Togolese politician (1953–2021)

Maurice Dahuku Péré (1953 – April 9, 2021) was a Togolese politician who was President of the National Assembly of Togo from 1994 to 1999. He was the national president of the Democratic Alliance for the Fatherland (the Alliance), an opposition party.

Péré was born in Bohou in Kozah Prefecture. After earning his degree, he was a teacher and then a school headmaster. In the mid-1980s, he studied school administration in Canada; he also studied English there and speaks the language fluently. He subsequently served as secretary-general of the Ministry of National Education from 1986 to 1990 and became head of the National Movement of Youth, the youth wing of the ruling Rally of the Togolese People (RPT), in 1987. He served in the government as Minister of Labor and the Civil Service from 1990 to 1991, and he was Deputy Secretary-General of the RPT from 1991 to 1994.

In the February 1994 parliamentary election, Péré was elected to the National Assembly from the third constituency of Kozah. He was then elected as the President of the National Assembly on June 23, 1994, receiving a majority of 42 votes, while 36 deputies abstained from the vote. He served as President of the National Assembly until 1999, and he was re-elected to the National Assembly in the March 1999 parliamentary election as the RPT candidate in the Second Constituency of Kozah Prefecture; he was the only candidate and received 100% of the vote. In November 2000, he was given the prestigious title of Commander of the Order of Mono.

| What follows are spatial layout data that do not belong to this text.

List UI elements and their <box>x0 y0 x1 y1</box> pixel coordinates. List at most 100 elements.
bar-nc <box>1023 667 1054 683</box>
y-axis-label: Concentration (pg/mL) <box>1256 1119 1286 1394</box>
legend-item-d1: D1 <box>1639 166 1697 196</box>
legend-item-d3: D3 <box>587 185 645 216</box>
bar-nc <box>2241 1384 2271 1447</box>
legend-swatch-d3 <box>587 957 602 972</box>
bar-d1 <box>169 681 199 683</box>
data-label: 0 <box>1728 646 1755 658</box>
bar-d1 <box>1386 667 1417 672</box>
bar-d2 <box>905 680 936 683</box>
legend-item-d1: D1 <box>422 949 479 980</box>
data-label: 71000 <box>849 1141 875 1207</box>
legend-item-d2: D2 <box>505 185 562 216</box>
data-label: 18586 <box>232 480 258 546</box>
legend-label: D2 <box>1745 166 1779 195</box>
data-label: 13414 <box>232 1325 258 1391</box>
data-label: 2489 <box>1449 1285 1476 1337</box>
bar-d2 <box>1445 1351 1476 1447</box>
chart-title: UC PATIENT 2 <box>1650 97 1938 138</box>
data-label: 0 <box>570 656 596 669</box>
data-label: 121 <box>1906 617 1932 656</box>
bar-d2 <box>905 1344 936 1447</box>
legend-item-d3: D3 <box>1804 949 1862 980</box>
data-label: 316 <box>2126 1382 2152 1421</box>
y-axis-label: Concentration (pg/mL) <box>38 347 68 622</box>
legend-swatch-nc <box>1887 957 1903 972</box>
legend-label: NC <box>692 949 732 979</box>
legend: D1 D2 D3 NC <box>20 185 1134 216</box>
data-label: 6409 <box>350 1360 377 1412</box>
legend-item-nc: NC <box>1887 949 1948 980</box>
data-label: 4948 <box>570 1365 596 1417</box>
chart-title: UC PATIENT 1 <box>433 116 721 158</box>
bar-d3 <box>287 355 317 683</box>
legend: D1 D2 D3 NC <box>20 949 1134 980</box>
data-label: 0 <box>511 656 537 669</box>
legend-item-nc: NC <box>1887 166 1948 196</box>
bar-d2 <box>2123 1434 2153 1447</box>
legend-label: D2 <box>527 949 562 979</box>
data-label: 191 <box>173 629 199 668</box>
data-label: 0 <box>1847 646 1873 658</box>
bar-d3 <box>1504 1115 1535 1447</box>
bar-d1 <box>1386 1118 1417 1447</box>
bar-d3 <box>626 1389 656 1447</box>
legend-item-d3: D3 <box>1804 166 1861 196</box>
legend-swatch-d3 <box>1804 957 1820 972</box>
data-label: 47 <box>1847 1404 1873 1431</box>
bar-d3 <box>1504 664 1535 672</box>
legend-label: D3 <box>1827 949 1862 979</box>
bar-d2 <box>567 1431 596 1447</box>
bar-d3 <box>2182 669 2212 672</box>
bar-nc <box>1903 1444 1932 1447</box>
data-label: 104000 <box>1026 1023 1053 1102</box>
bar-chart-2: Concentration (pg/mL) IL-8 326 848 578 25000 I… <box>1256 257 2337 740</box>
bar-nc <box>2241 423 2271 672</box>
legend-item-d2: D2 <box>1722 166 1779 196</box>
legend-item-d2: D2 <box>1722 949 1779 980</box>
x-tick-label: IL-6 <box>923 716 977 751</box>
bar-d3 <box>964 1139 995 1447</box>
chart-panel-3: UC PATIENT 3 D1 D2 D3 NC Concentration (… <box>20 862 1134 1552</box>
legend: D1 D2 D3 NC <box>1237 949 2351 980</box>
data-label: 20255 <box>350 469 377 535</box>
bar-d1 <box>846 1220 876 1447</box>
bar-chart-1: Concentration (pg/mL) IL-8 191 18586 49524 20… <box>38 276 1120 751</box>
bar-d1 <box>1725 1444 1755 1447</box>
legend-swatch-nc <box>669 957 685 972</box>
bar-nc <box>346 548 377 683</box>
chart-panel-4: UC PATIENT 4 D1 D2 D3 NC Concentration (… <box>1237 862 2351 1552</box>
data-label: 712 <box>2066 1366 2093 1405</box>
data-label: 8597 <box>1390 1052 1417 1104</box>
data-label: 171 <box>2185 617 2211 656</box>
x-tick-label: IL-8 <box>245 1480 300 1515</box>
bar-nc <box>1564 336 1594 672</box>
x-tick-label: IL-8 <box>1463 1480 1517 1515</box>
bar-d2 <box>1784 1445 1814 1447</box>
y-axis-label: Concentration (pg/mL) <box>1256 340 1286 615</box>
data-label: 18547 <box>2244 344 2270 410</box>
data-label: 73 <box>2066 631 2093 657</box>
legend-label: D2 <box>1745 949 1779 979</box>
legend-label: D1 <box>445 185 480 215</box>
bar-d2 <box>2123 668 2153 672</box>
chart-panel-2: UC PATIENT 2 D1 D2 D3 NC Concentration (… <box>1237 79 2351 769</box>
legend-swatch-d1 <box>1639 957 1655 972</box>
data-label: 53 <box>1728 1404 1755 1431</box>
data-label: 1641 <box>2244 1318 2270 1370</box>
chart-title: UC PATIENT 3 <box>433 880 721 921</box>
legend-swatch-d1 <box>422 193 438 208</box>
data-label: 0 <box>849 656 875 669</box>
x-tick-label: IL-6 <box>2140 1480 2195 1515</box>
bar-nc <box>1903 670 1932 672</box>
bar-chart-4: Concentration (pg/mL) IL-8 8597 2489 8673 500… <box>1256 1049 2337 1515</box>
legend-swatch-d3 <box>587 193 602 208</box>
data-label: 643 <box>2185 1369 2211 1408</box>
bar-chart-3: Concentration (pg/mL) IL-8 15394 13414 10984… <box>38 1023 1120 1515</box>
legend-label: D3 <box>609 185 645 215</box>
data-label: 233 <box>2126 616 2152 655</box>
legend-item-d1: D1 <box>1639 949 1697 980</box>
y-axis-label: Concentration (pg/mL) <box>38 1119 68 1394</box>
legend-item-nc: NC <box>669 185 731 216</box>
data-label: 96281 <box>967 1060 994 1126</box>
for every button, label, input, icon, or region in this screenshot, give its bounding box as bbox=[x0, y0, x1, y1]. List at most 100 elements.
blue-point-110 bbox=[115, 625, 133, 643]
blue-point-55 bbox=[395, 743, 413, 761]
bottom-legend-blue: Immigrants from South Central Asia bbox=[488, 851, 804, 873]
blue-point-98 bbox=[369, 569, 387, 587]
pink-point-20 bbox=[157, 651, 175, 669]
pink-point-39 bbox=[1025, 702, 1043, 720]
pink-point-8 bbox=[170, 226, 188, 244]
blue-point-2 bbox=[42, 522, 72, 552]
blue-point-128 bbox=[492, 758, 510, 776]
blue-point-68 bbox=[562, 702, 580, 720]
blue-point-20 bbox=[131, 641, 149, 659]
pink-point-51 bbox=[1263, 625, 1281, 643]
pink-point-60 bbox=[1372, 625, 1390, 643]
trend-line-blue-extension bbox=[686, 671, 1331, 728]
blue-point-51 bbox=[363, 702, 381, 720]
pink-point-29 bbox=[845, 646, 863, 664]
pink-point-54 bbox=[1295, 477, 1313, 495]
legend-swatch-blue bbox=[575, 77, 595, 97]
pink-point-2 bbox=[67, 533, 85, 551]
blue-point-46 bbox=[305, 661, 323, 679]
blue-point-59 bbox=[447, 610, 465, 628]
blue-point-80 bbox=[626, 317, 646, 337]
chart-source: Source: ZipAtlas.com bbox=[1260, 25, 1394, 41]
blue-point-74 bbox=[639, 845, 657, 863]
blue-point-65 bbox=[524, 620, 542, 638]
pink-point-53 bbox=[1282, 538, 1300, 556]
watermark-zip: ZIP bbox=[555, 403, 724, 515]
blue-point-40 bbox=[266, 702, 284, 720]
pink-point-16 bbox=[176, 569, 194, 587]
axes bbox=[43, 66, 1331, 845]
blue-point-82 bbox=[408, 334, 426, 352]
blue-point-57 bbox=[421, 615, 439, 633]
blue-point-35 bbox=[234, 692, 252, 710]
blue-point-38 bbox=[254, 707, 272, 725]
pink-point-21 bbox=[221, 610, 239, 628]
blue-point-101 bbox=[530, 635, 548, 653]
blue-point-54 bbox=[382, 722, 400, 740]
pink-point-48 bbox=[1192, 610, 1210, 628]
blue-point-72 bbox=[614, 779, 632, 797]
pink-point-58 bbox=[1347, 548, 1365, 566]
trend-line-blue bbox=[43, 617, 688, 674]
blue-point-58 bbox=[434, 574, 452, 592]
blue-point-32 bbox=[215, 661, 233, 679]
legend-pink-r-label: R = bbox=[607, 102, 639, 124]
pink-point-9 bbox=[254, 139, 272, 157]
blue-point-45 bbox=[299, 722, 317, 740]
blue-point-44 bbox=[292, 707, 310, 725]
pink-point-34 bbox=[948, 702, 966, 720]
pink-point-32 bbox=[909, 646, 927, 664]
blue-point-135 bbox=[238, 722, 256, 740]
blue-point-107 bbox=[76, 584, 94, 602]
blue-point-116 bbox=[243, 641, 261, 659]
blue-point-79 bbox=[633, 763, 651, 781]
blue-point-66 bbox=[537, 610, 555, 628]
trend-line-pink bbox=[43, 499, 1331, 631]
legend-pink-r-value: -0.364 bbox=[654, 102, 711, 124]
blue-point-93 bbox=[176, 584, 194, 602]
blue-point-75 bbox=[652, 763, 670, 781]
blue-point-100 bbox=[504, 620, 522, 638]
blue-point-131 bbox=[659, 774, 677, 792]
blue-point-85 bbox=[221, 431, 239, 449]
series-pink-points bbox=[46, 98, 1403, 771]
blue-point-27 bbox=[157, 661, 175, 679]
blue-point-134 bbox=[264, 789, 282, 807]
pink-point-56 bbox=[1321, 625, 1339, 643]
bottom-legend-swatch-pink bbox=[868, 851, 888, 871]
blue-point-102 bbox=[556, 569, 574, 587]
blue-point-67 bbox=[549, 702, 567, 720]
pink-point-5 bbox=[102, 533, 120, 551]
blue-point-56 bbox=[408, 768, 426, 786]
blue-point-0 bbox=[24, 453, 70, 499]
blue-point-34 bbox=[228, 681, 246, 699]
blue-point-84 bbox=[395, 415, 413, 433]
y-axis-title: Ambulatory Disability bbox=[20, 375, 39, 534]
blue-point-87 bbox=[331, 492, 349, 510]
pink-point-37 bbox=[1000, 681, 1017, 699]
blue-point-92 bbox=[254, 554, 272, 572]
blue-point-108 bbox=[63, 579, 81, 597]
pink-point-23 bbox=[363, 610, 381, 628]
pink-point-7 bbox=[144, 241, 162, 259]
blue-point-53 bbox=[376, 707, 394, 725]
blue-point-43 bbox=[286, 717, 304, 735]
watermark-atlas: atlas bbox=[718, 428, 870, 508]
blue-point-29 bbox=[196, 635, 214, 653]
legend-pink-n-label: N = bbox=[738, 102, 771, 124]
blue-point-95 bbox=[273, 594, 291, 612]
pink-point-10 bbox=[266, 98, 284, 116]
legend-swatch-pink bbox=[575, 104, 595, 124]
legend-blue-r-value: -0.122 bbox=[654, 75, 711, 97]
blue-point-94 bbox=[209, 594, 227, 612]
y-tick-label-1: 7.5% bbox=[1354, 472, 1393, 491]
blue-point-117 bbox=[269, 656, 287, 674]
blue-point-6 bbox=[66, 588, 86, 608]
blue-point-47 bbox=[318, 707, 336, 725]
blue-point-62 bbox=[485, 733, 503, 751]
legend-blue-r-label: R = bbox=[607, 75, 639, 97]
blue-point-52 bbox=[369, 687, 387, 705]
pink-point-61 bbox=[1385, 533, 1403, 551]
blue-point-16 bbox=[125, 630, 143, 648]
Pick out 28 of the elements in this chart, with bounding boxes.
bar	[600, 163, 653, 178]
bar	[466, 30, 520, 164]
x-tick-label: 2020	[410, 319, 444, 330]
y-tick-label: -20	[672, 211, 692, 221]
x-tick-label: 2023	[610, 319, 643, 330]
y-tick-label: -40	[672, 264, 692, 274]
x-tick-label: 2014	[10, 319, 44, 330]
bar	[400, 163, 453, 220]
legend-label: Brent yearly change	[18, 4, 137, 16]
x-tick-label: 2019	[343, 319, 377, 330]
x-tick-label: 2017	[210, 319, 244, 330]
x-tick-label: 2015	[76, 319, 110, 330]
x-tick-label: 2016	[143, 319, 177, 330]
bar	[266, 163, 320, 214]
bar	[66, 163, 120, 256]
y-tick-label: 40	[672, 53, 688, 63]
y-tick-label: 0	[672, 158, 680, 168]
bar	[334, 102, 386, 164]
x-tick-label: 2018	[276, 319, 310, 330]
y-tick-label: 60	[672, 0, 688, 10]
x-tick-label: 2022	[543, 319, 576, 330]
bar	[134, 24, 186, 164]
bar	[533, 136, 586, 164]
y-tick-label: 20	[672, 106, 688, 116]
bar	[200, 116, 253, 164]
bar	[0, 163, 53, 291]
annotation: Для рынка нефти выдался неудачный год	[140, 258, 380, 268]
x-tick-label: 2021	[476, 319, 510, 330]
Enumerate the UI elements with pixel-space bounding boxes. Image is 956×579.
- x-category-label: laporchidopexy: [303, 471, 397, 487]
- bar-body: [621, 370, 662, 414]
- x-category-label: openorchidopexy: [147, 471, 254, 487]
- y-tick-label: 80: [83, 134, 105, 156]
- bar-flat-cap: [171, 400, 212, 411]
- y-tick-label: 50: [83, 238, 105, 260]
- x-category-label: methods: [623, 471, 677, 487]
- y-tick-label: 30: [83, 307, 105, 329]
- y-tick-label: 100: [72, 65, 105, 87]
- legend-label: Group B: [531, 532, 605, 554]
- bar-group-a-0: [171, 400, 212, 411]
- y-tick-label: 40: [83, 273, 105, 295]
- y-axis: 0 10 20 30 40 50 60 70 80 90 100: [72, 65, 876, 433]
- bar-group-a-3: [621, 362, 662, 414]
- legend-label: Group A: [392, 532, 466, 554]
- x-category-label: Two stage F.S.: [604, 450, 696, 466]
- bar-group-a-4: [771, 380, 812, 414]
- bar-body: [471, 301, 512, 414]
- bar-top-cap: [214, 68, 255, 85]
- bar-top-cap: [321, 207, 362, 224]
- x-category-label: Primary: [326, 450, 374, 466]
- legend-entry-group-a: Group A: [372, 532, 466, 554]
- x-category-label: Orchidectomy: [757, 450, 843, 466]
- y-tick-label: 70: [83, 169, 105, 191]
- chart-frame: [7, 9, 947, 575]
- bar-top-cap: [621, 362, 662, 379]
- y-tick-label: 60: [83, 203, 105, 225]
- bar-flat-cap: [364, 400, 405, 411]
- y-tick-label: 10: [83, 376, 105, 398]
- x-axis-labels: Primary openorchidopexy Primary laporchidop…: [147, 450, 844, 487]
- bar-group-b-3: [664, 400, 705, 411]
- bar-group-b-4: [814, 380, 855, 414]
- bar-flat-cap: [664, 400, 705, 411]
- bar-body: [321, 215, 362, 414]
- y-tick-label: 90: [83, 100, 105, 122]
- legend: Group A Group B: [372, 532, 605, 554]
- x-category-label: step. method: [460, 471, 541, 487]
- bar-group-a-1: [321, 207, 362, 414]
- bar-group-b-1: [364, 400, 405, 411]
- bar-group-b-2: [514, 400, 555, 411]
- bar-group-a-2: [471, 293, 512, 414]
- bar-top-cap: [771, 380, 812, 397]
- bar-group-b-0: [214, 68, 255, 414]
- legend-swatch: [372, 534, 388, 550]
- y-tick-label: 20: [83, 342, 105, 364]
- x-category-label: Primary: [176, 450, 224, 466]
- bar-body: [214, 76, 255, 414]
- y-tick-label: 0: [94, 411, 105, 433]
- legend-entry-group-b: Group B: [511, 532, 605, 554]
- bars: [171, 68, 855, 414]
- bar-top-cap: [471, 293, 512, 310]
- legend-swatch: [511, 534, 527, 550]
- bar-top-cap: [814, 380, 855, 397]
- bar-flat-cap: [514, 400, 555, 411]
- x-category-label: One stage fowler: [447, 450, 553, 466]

On March 24, 2002, Péré, who was a member of the Political Bureau of the RPT, sent a letter to President Gnassingbé Eyadéma and the members of the RPT Central Committee in which he called for reforms in the party, saying that it was failing to achieve national reconciliation and economic development and that it was internally intolerant of criticism. Consequently, the RPT Central Committee voted unanimously on August 6, 2002 to expel Péré from the party, along with former Prime Minister Agbéyomé Kodjo, for high treason; he was also expelled from the Order of Mono on August 2.

Prior to his call for reform, Péré had been elected by the National Assembly as a member of the regional ECOWAS Parliament. At the ECOWAS Parliament, he was Chairman of the Committee on Law Regulations, Legal and Judicial Affairs, Human Rights and Free Movement of Persons. On August 27, 2002, the National Assembly voted to replace Péré with Solitoki Esso in the ECOWAS Parliament, with 62 votes in favor of his replacement and none opposed; Péré was the only deputy to abstain from the vote. However, the ECOWAS Parliament objected to the National Assembly's move, saying that there was no valid basis for Péré's unilateral replacement.

On October 5, 2002, Péré signed a joint statement with opposition parties on behalf of "reformers of the RPT". The RPT objected to this on the grounds that Péré had been expelled from the party and no longer had the right to use the party's name, promptly taking the matter to court and obtaining a ruling on October 10 that banned Péré from using the party's name or claiming to represent any group within the party. Péré's defense argued that he had never received a written notification of his expulsion from the RPT, as required by the RPT's constitution.

Péré announced on April 29, 2003 that he would run in the presidential election on June 1, 2003, as the candidate of the Socialist Pact for Renewal (PSR). In the election, he won 2.20% of the vote according to final official results, placing fourth; on June 2, the day after the election, he accused Eyadéma of ballot stuffing and claimed to have actually won 37.7% of the vote. In September 2005, he founded a new opposition party, the Democratic Alliance for the Fatherland (the Alliance), together with Agbéyomé Kodjo. Péré is the party's National President.

Péré was the first candidate on the Alliance's candidate list for Kozah constituency in the October 2007 parliamentary election, but the Alliance failed to win any seats in the election.

At the time of the March 2010 presidential election, Péré chose to support the main opposition candidate, Jean-Pierre Fabre of the Union of the Forces of Change (UFC), and the Alliance joined the Republican Front for the Alternance and Change (FRAC), a coalition backing Fabre. Some party members objected to Péré's decision, preferring to support President Faure Gnassingbe.